Code optimization is a crucial task that aims to enhance code performance. However, this process is often tedious and complex, highlighting the necessity for automatic code optimization techniques. Reinforcement Learning (RL) has emerged as a promising approach for tackling such complex optimization problems. In this project, we introduce MLIR RL, an RL environment for the MLIR compiler, dedicated to facilitating MLIR compiler research and enabling automatic code optimization. We propose a multi-discrete formulation of the action space where the action space is the Cartesian product of simpler action subspaces. We also propose a new method, called level pointers, to reduce the size of the action space related to the loop interchange transformation. This enables more efficient and effective learning of the policy. To demonstrate the effectiveness of MLIR RL, we train an RL agent to optimize MLIR Linalg code, targeting CPU. The code is generated from two domain-specific frameworks: deep-learning models generated from PyTorch, and LQCD (Lattice Quantum Chromodynamics) code generated from an LQCD compiler. The result of this work is a research environment that allows the community to experiment with novel ideas in RL-driven loop-nest optimization.

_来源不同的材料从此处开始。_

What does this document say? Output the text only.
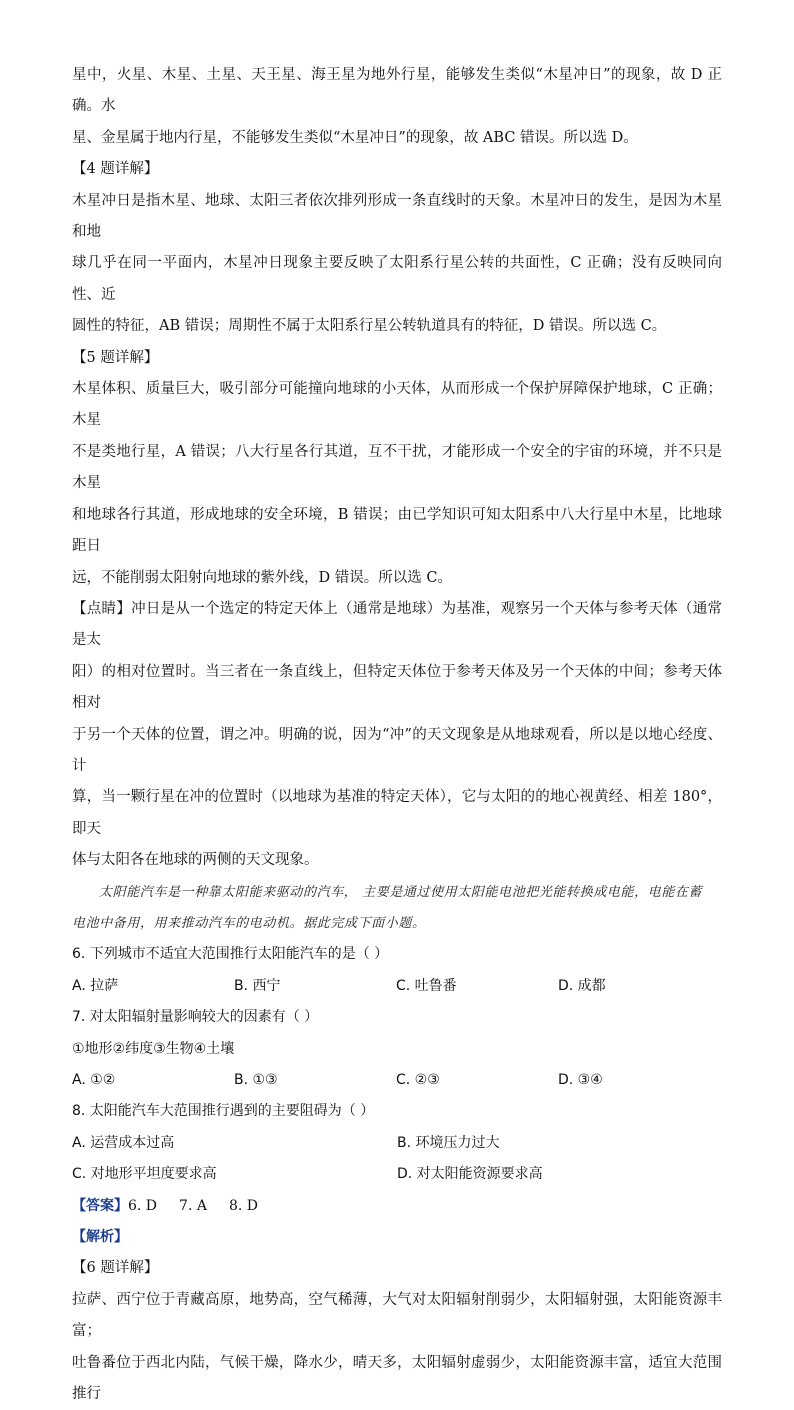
星中，火星、木星、土星、天王星、海王星为地外行星，能够发生类似“木星冲日”的现象，故 D 正确。水

星、金星属于地内行星，不能够发生类似“木星冲日”的现象，故 ABC 错误。所以选 D。

【4 题详解】

木星冲日是指木星、地球、太阳三者依次排列形成一条直线时的天象。木星冲日的发生，是因为木星和地

球几乎在同一平面内，木星冲日现象主要反映了太阳系行星公转的共面性，C 正确；没有反映同向性、近

圆性的特征，AB 错误；周期性不属于太阳系行星公转轨道具有的特征，D 错误。所以选 C。

【5 题详解】

木星体积、质量巨大，吸引部分可能撞向地球的小天体，从而形成一个保护屏障保护地球，C 正确；木星

不是类地行星，A 错误；八大行星各行其道，互不干扰，才能形成一个安全的宇宙的环境，并不只是木星

和地球各行其道，形成地球的安全环境，B 错误；由已学知识可知太阳系中八大行星中木星，比地球距日

远，不能削弱太阳射向地球的紫外线，D 错误。所以选 C。

【点睛】冲日是从一个选定的特定天体上（通常是地球）为基准，观察另一个天体与参考天体（通常是太

阳）的相对位置时。当三者在一条直线上，但特定天体位于参考天体及另一个天体的中间；参考天体相对

于另一个天体的位置，谓之冲。明确的说，因为“冲”的天文现象是从地球观看，所以是以地心经度、计

算，当一颗行星在冲的位置时（以地球为基准的特定天体），它与太阳的的地心视黄经、相差 180°，即天

体与太阳各在地球的两侧的天文现象。

太阳能汽车是一种靠太阳能来驱动的汽车， 主要是通过使用太阳能电池把光能转换成电能，电能在蓄

电池中备用，用来推动汽车的电动机。据此完成下面小题。

6. 下列城市不适宜大范围推行太阳能汽车的是（ ）

A. 拉萨	B. 西宁	C. 吐鲁番	D. 成都

7. 对太阳辐射量影响较大的因素有（ ）

①地形②纬度③生物④土壤

A. ①②	B. ①③	C. ②③	D. ③④

8. 太阳能汽车大范围推行遇到的主要阻碍为（ ）

A. 运营成本过高	B. 环境压力过大
C. 对地形平坦度要求高	D. 对太阳能资源要求高

【答案】6. D 7. A 8. D

【解析】

【6 题详解】

拉萨、西宁位于青藏高原，地势高，空气稀薄，大气对太阳辐射削弱少，太阳辐射强，太阳能资源丰富；

吐鲁番位于西北内陆，气候干燥，降水少，晴天多，太阳辐射虚弱少，太阳能资源丰富，适宜大范围推行
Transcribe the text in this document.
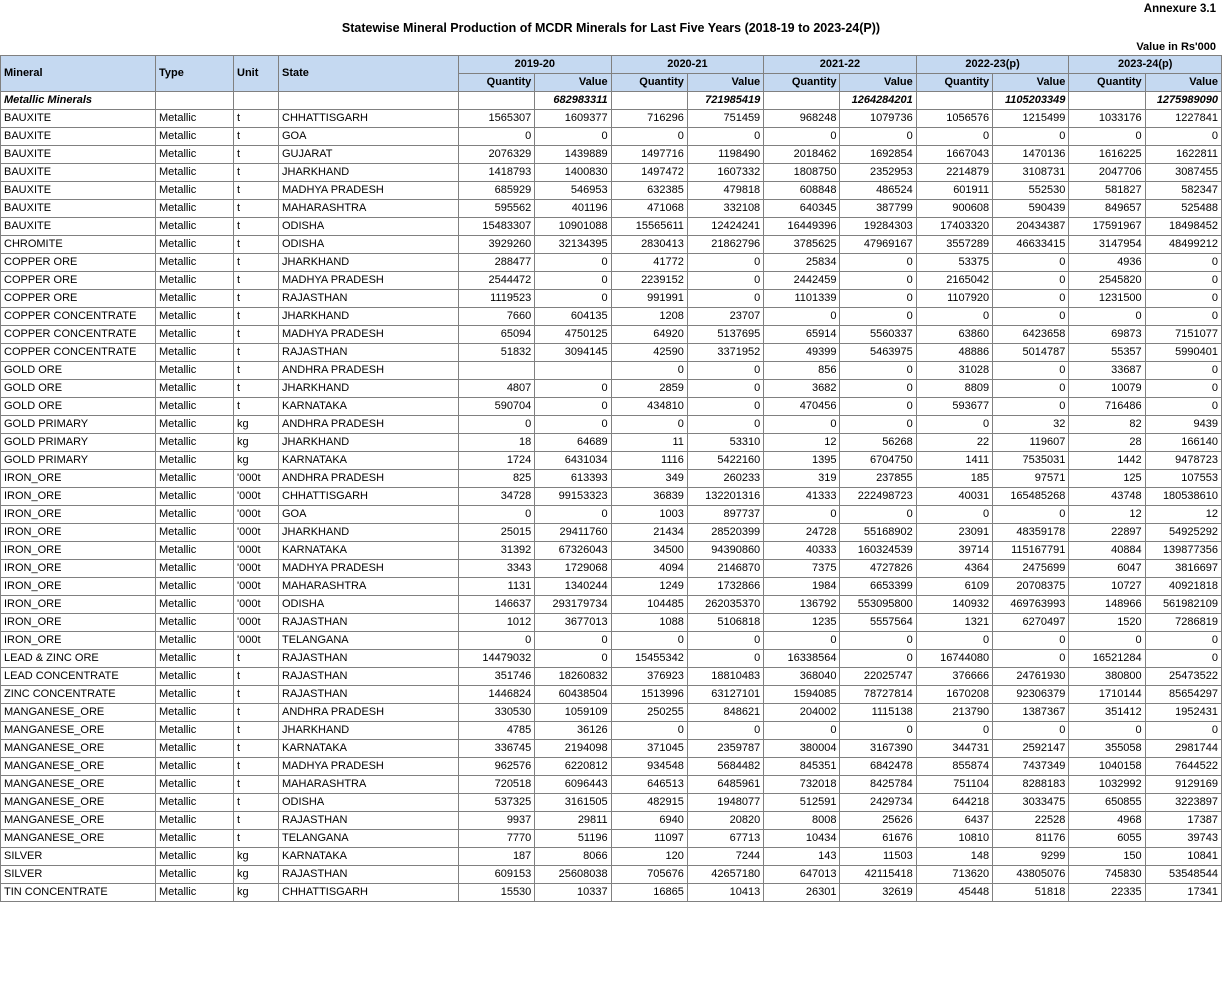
Annexure 3.1
Statewise Mineral Production of MCDR Minerals for Last Five Years (2018-19 to 2023-24(P))
Value in Rs'000
Mineral	Type	Unit	State	2019-20		2020-21		2021-22		2022-23(p)		2023-24(p)	
				Quantity	Value	Quantity	Value	Quantity	Value	Quantity	Value	Quantity	Value
Metallic Minerals					682983311		721985419		1264284201		1105203349		1275989090
BAUXITE	Metallic	t	CHHATTISGARH	1565307	1609377	716296	751459	968248	1079736	1056576	1215499	1033176	1227841
BAUXITE	Metallic	t	GOA	0	0	0	0	0	0	0	0	0	0
BAUXITE	Metallic	t	GUJARAT	2076329	1439889	1497716	1198490	2018462	1692854	1667043	1470136	1616225	1622811
BAUXITE	Metallic	t	JHARKHAND	1418793	1400830	1497472	1607332	1808750	2352953	2214879	3108731	2047706	3087455
BAUXITE	Metallic	t	MADHYA PRADESH	685929	546953	632385	479818	608848	486524	601911	552530	581827	582347
BAUXITE	Metallic	t	MAHARASHTRA	595562	401196	471068	332108	640345	387799	900608	590439	849657	525488
BAUXITE	Metallic	t	ODISHA	15483307	10901088	15565611	12424241	16449396	19284303	17403320	20434387	17591967	18498452
CHROMITE	Metallic	t	ODISHA	3929260	32134395	2830413	21862796	3785625	47969167	3557289	46633415	3147954	48499212
COPPER ORE	Metallic	t	JHARKHAND	288477	0	41772	0	25834	0	53375	0	4936	0
COPPER ORE	Metallic	t	MADHYA PRADESH	2544472	0	2239152	0	2442459	0	2165042	0	2545820	0
COPPER ORE	Metallic	t	RAJASTHAN	1119523	0	991991	0	1101339	0	1107920	0	1231500	0
COPPER CONCENTRATE	Metallic	t	JHARKHAND	7660	604135	1208	23707	0	0	0	0	0	0
COPPER CONCENTRATE	Metallic	t	MADHYA PRADESH	65094	4750125	64920	5137695	65914	5560337	63860	6423658	69873	7151077
COPPER CONCENTRATE	Metallic	t	RAJASTHAN	51832	3094145	42590	3371952	49399	5463975	48886	5014787	55357	5990401
GOLD ORE	Metallic	t	ANDHRA PRADESH			0	0	856	0	31028	0	33687	0
GOLD ORE	Metallic	t	JHARKHAND	4807	0	2859	0	3682	0	8809	0	10079	0
GOLD ORE	Metallic	t	KARNATAKA	590704	0	434810	0	470456	0	593677	0	716486	0
GOLD PRIMARY	Metallic	kg	ANDHRA PRADESH	0	0	0	0	0	0	0	32	82	9439
GOLD PRIMARY	Metallic	kg	JHARKHAND	18	64689	11	53310	12	56268	22	119607	28	166140
GOLD PRIMARY	Metallic	kg	KARNATAKA	1724	6431034	1116	5422160	1395	6704750	1411	7535031	1442	9478723
IRON_ORE	Metallic	'000t	ANDHRA PRADESH	825	613393	349	260233	319	237855	185	97571	125	107553
IRON_ORE	Metallic	'000t	CHHATTISGARH	34728	99153323	36839	132201316	41333	222498723	40031	165485268	43748	180538610
IRON_ORE	Metallic	'000t	GOA	0	0	1003	897737	0	0	0	0	12	12
IRON_ORE	Metallic	'000t	JHARKHAND	25015	29411760	21434	28520399	24728	55168902	23091	48359178	22897	54925292
IRON_ORE	Metallic	'000t	KARNATAKA	31392	67326043	34500	94390860	40333	160324539	39714	115167791	40884	139877356
IRON_ORE	Metallic	'000t	MADHYA PRADESH	3343	1729068	4094	2146870	7375	4727826	4364	2475699	6047	3816697
IRON_ORE	Metallic	'000t	MAHARASHTRA	1131	1340244	1249	1732866	1984	6653399	6109	20708375	10727	40921818
IRON_ORE	Metallic	'000t	ODISHA	146637	293179734	104485	262035370	136792	553095800	140932	469763993	148966	561982109
IRON_ORE	Metallic	'000t	RAJASTHAN	1012	3677013	1088	5106818	1235	5557564	1321	6270497	1520	7286819
IRON_ORE	Metallic	'000t	TELANGANA	0	0	0	0	0	0	0	0	0	0
LEAD & ZINC ORE	Metallic	t	RAJASTHAN	14479032	0	15455342	0	16338564	0	16744080	0	16521284	0
LEAD CONCENTRATE	Metallic	t	RAJASTHAN	351746	18260832	376923	18810483	368040	22025747	376666	24761930	380800	25473522
ZINC CONCENTRATE	Metallic	t	RAJASTHAN	1446824	60438504	1513996	63127101	1594085	78727814	1670208	92306379	1710144	85654297
MANGANESE_ORE	Metallic	t	ANDHRA PRADESH	330530	1059109	250255	848621	204002	1115138	213790	1387367	351412	1952431
MANGANESE_ORE	Metallic	t	JHARKHAND	4785	36126	0	0	0	0	0	0	0	0
MANGANESE_ORE	Metallic	t	KARNATAKA	336745	2194098	371045	2359787	380004	3167390	344731	2592147	355058	2981744
MANGANESE_ORE	Metallic	t	MADHYA PRADESH	962576	6220812	934548	5684482	845351	6842478	855874	7437349	1040158	7644522
MANGANESE_ORE	Metallic	t	MAHARASHTRA	720518	6096443	646513	6485961	732018	8425784	751104	8288183	1032992	9129169
MANGANESE_ORE	Metallic	t	ODISHA	537325	3161505	482915	1948077	512591	2429734	644218	3033475	650855	3223897
MANGANESE_ORE	Metallic	t	RAJASTHAN	9937	29811	6940	20820	8008	25626	6437	22528	4968	17387
MANGANESE_ORE	Metallic	t	TELANGANA	7770	51196	11097	67713	10434	61676	10810	81176	6055	39743
SILVER	Metallic	kg	KARNATAKA	187	8066	120	7244	143	11503	148	9299	150	10841
SILVER	Metallic	kg	RAJASTHAN	609153	25608038	705676	42657180	647013	42115418	713620	43805076	745830	53548544
TIN CONCENTRATE	Metallic	kg	CHHATTISGARH	15530	10337	16865	10413	26301	32619	45448	51818	22335	17341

翻译：代码优化是提升代码性能的关键任务。然而，该过程通常繁琐且复杂，凸显了自动代码优化技术的必要性。强化学习已成为解决此类复杂优化问题的一种有前景的方法。在本项目中，我们介绍了MLIR RL——一个专为MLIR编译器设计的强化学习环境，旨在促进MLIR编译器研究并实现自动代码优化。我们提出了一种多离散动作空间建模方法，其中动作空间由更简单的动作子空间的笛卡尔积构成。此外，我们提出了一种称为"层级指针"的新方法，用于缩减与循环交换变换相关的动作空间规模，从而更高效地学习策略。为验证MLIR RL的有效性，我们训练了一个强化学习智能体来优化面向CPU的MLIR Linalg代码。这些代码源自两个领域专用框架：由PyTorch生成的深度学习模型，以及由LQCD（格点量子色动力学）编译器生成的LQCD代码。本工作的成果是一个研究环境，可供学术界在强化学习驱动的循环嵌套优化领域进行创新性实验。